ADVOGADO(A): LUCAS BRAGA EICHENBERG (OAB RS048756)
ADVOGADO(A): PEDRO BRAGA EICHENBERG (OAB RS078049)
AGRAVANTE: MAIOJAMA EMPREENDIMENTOS IMOBILIARIOS LTDA
ADVOGADO(A): PEDRO BRAGA EICHENBERG (OAB RS078049)
ADVOGADO(A): LUCAS BRAGA EICHENBERG (OAB RS048756)
AGRAVADO: CONDOMINIO TREND CITY CENTER
ADVOGADO(A): Roberto Santos Silveiro (OAB RS064119)
ADVOGADO(A): Lourdes Helena Rocha dos Santos
DESPACHO/DECISÃO
Vistos.
Recebo o presente agravo de instrumento, na medida em que atendidos os pressupostos de admissibilidade.
Quanto à possibilidade de concessão do efeito suspensivo almejado, destaco que a atual legislação adjetiva faculta ao Relator, quando do recebimento do agravo de instrumento, atribuir efeito suspensivo ao recurso ou deferir, em tutela antecipada, total ou parcialmente, a pretensão recursal (art. 1.019, I, NCPC).
Ademais, nos termos do art. 995, parágrafo único, do NCPC, a eficácia da decisão recorrida poderá ser suspensa por decisão do relator, se da imediata produção de seus efeitos houver risco de dano grave, de difícil ou impossível reparação, e ficar demonstrada a probabilidade de provimento do recurso.
Tendo tais premissas como norte, no caso em exame, estou por deferir o efeito suspensivo postulado.
A probabilidade de provimento do recurso decorre, em primeiro lugar, da contradição interna que a própria fundamentação da decisão agravada evidencia. O Juízo de origem reconheceu expressamente que a necessidade de cronograma, a factibilidade do prazo e a delimitação do escopo das intervenções constituem matéria de defesa, própria da impugnação ao cumprimento de sentença. Não obstante esse reconhecimento, manteve hígido o prazo global de seis meses e, mais do que isso, acrescentou à decisão embargada multa diária de R$ 2.000,00. Há evidente incompatibilidade lógica entre a premissa adotada e a consequência extraída: se o escopo do que deve ser cumprido ainda está em aberto e aguarda definição na impugnação, não é possível fazer correr prazo ou cominar multa pelo descumprimento de obrigação cujo contorno objetivo ainda não foi judicialmente delimitado.
Há, ademais, fundamento autônomo de relevância. A obrigação de fazer em discussão não é simples ou unilateral. O cumprimento envolve intervenções técnicas em empreendimento ocupado de grande porte, abrangendo diversos itens, dentre os quais cobertura, fachadas, brises, subsolos, garagens, áreas comuns, circulações e múltiplos sistemas construtivos. A execução desse tipo de obrigação depende, estruturalmente, da cooperação ativa do próprio credor, que é o administrador das áreas comuns e o responsável por franquear o acesso aos locais de intervenção. Não é possível exigir das agravantes que simplesmente ingressem no empreendimento e executem obras conforme sua exclusiva conveniência técnica, sem alinhamento prévio quanto a acessos, isolamento de áreas, frentes de trabalho concomitantes, guarda de materiais e compatibilização com a rotina condominial.

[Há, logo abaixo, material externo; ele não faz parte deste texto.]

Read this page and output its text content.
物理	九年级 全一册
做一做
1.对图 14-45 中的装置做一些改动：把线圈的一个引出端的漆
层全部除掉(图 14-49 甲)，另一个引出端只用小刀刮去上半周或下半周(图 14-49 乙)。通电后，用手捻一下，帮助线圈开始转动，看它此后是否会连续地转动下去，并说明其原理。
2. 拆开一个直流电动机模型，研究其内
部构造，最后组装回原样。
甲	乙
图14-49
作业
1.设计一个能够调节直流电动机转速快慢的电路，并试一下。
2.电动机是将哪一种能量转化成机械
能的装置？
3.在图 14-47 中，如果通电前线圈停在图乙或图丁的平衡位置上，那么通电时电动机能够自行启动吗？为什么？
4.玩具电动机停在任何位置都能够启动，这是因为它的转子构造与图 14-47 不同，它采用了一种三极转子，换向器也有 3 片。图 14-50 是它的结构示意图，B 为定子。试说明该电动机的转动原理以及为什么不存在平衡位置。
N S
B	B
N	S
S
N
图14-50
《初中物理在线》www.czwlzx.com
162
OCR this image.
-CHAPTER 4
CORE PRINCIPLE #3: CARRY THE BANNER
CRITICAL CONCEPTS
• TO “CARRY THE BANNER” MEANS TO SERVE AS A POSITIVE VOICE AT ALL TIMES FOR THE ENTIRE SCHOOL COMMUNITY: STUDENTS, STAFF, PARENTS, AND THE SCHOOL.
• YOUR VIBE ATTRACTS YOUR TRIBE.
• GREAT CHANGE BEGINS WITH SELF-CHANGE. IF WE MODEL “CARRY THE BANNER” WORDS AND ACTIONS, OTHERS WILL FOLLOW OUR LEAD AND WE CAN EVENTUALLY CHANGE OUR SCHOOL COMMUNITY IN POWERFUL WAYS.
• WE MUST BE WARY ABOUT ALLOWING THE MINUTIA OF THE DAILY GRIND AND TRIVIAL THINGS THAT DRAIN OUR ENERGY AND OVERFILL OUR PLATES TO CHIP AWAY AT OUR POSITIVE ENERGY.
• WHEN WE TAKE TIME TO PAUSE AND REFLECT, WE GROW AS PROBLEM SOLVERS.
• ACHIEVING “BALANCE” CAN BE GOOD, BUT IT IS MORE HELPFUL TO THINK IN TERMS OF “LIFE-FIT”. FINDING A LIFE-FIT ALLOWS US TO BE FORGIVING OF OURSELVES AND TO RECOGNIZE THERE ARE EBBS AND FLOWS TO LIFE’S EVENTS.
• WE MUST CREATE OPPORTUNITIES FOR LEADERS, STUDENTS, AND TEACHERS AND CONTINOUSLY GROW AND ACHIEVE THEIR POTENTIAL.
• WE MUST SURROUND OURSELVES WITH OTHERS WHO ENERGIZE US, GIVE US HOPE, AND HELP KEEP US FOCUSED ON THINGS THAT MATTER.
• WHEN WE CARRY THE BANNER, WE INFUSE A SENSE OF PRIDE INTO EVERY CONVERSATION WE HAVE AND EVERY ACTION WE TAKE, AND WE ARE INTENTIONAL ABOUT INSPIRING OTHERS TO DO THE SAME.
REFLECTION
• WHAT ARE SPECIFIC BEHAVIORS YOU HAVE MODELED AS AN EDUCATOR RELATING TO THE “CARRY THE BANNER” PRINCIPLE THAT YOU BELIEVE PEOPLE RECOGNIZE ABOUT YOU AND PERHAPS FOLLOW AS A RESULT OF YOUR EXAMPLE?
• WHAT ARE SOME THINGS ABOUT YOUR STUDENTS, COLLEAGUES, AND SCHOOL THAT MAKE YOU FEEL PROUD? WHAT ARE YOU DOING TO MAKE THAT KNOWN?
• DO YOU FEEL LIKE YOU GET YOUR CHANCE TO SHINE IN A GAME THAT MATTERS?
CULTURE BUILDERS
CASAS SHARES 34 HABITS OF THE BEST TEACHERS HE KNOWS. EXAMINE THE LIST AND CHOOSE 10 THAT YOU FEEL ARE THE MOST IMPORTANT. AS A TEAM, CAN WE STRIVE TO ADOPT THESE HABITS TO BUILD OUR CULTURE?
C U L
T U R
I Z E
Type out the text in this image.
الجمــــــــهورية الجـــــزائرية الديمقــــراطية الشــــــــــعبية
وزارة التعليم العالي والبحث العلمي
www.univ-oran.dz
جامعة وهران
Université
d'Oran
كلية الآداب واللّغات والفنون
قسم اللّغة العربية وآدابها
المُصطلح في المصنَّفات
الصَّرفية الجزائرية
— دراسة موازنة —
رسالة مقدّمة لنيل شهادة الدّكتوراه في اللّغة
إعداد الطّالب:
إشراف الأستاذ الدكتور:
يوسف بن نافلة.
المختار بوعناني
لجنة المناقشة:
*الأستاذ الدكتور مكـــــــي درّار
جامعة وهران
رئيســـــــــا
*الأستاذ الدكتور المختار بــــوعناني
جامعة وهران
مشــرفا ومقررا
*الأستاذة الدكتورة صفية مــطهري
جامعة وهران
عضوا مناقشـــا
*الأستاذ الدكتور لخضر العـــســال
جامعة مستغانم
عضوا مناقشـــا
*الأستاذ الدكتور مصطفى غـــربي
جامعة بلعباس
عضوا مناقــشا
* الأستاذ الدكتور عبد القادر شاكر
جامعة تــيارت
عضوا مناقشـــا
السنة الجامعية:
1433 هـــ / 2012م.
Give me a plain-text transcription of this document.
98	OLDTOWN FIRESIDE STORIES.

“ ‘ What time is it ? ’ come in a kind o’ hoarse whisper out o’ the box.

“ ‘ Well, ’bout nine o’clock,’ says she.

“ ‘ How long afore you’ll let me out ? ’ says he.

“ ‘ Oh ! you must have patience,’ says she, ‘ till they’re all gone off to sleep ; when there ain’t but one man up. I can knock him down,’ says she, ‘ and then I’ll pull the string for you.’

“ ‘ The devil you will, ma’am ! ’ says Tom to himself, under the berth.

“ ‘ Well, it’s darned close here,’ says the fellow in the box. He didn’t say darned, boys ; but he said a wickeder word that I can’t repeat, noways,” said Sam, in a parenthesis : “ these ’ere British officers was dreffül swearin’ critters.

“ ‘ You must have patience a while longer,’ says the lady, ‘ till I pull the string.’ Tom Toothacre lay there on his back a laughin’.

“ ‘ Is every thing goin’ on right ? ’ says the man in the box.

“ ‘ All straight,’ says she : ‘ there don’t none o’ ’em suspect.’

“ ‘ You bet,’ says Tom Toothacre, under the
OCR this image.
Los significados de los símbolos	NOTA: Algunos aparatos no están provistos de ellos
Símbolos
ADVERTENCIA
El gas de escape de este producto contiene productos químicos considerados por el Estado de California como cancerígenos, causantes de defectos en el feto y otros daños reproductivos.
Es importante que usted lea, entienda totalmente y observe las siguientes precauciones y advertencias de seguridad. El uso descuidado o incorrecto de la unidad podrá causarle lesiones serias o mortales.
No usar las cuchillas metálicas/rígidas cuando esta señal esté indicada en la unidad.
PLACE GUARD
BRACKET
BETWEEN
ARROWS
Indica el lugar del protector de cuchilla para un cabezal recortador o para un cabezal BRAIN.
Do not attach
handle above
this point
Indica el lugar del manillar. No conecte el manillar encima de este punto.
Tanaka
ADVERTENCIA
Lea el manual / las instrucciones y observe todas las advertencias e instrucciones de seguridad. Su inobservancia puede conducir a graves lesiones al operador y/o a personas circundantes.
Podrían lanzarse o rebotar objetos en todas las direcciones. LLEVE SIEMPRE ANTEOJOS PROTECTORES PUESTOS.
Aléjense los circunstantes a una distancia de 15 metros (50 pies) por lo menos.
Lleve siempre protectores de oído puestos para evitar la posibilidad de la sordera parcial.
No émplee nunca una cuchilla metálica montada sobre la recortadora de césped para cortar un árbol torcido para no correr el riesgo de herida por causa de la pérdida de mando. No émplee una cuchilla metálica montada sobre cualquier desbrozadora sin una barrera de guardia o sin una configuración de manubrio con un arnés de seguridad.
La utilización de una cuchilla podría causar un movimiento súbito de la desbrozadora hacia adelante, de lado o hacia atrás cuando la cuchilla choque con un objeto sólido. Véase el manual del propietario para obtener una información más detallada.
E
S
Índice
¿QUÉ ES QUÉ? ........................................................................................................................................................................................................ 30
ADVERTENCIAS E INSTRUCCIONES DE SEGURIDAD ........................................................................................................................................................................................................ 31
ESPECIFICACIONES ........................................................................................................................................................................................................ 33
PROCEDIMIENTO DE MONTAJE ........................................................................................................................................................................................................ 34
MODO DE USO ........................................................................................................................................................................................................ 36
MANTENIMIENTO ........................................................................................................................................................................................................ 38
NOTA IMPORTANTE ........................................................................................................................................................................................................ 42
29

Nesse contexto, a fixação de prazo global sem a prévia definição do rito executivo - com apresentação de cronograma pelas executadas, manifestação objetiva do Condomínio e homologação judicial - expõe as agravantes ao risco de lhes ser imputada mora por fatos não a elas atribuíveis, decorrentes de restrições de acesso, negativa de frentes concomitantes, ausência de local para guarda de materiais ou outros entraves oriundos da própria dinâmica condominial. Esse risco é incompatível com a finalidade coercitiva das astreintes, que pressupõem resistência injustificada ao cumprimento de obrigação clara, certa e operacionalmente exequível.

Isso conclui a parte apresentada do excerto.